Siccome sono mesi che si lanciano «spallate» al governo, portando una sfortuna del diavolo, consiglierei a tutti di evitare dichiarazioni che facciano pensare che il voto di domenica e lunedì sia un voto contro Berlusconi. Perché i famosi big del centrosinistra, che di referendum preferivano non parlare fino a qualche settimana fa, hanno proprio esagerato, in questi giorni. E non si tratta di «politicizzazione», ancora una volta, perché il referendum è già fin troppo politico, ma proprio di un errore di valutazione politica.

Lo dico non solo per ragioni meramente elettorali, anche se è del tutto evidente che per raggiungere il quorum bisogna augurarsi che vadano a votare anche gli elettori di quelle forze politiche che hanno voluto il decreto Ronchi, il nucleare e la giustizia su misura del premier.

Per me è importante che ogni battaglia politica abbia la propria dignità, i propri argomenti, le proprie valutazioni. E non è detto che i quesiti referendari siano interpretati esclusivamente con uno spirito di parte e che non possano esserci sorprendenti trasversalità.

Inoltre, credo che i referendum del 2011 abbiano un significato diverso, di matrice culturale, che supera la bagarre quotidiana di dichiarazioni e controdichiarazioni, di attacchi e di risposte, a cui la politica italiana ci ha abituato da vent'anni a questa parte.
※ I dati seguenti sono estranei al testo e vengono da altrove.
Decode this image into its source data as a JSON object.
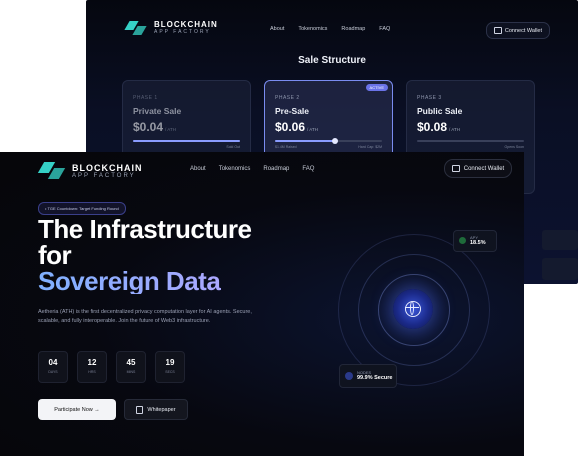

Sono in gioco e in discussione questioni, se si vuole, più profonde, che riguardano il modello di sviluppo, i rapporti pubblico-privato, le scelte di fondo in campo ambientale: tutti argomenti che hanno un senso politico che, se è possibile, precede anche le ragioni della nostra opposizione al governo attualmente in carica. E che riguardano anche il nostro futuro, pensate un po', e quello che saremo capaci di fare nei prossimi anni.